Good question – It seems like it would but honestly, I don’t know.
I’m bedridden in a dark room with severe m.e.
If I eat sundried sea salt, I get agonisingly painful muscle spasms.
Apparently this is caused by an imbalance of electrolytes (which could be sodium, chloride, calcium, potassium or magnesium).
This presumably doesn’t happen to normal people or it wouldn’t be sold. It’s actually recommended for muscle cramps and to balance electrolytes.
So I’ve been Googling to see why this happens to me? Why is it causing an imbalance? Is it to do with a sodium imbalance in m.e.?
This doesn’t happen with pink Himalayan rock salt, processed table salt, or black sulphur salt. Only whole supposedly unprocessed, dried sea salt.
I looked it up and apparently it has less sodium relative to chloride than Himalayan rocksalt.
Very interesting and promising. I’m officially MCAS but also have numerous ME/CFS symptoms. I exercise lightly every other day to maintain muscle and tone, where if I don’t and lose it I cant exert and build back up. Was having bad days for seemingly months and was experiencing severe muscle weakness, pain, and soreness for past 4 days. Today I feel great, ALL things equal the only thing I did different was take Diphenhydramine/Benadryl instead of Cetirizine last night (both are options for me from MCAS). Today all muscle issues gone, clear minded, alert, woke early. From looking into Diphenhydramine appears to be a Sodium Channel Blocker as well which led me to this paper. Also interesting is other items tried (to some relief but lesser degree) and prescribed in past also happen to be sodium channel blockers.
With these findings of depleted oxygen levels, has anyone tried hyperbaric oxygen chamber therapy two boost The oxygen levels? There is a place nearby me that offers it, but it’s not supervised by a doctor. Have there been any studies showing improvement in CFS/FM symptoms with this therapy?
We’ve done several blogs and a poll on HBOT. Some studies have been done.
https://www.healthrising.org/blog/2022/12/27/hbot-hyperbaric-oxygen-chronic-fatigue-fibromyalgia-long-covid/
Prof. Wirth has developed a drug for #MECFS and #PCS together with
@C_Scheibenbogen
Here he presents the basis of #PEM and its treatment.
https://youtube.com/watch?v=8iRMTnG2Rms&ab_channel=Fatigatioe.V.
There is not enough money for the necessary approval.
Unfortunately in German.
Ok, yes a hypothesis, in fact too much sodium stops calcium from being used.

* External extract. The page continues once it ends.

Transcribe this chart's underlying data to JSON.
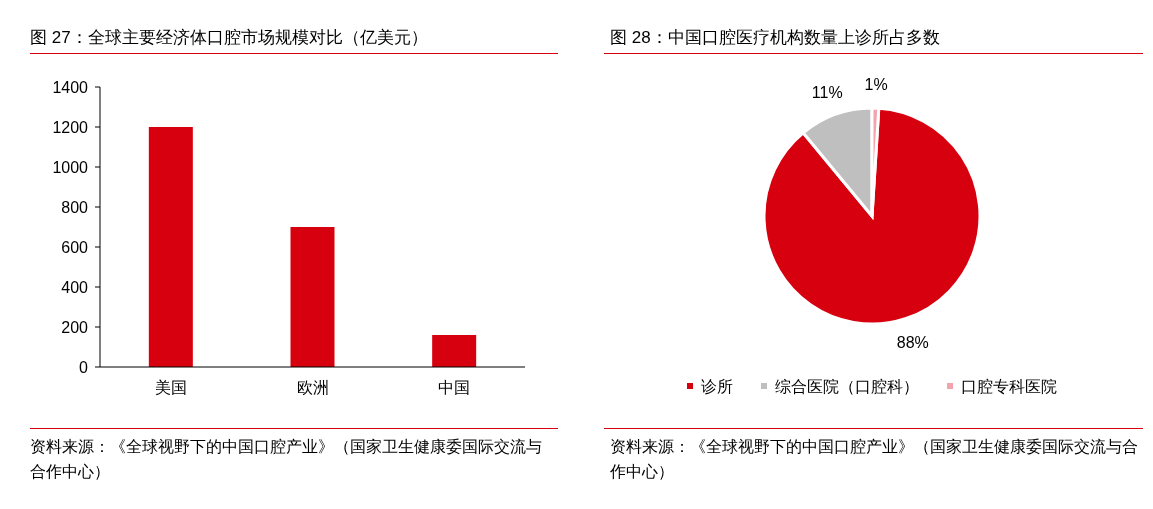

The calcium ion channel is indicated with Kalemic Periodic paralysis as well, but it’s main problem is potassium.
I have met online 2 people that have gotten cfs from using heart meds that block calcium ion channels, proving again this is a major problem.
Also a very interesting case ,a woman in the USA,with cfs used a bone healing enhancing machine, which increase the calcium ion channel function by ultrasound for a broken arm, and when on the treatment, had a complete remission of cfs, returning after not using the bone stimulator.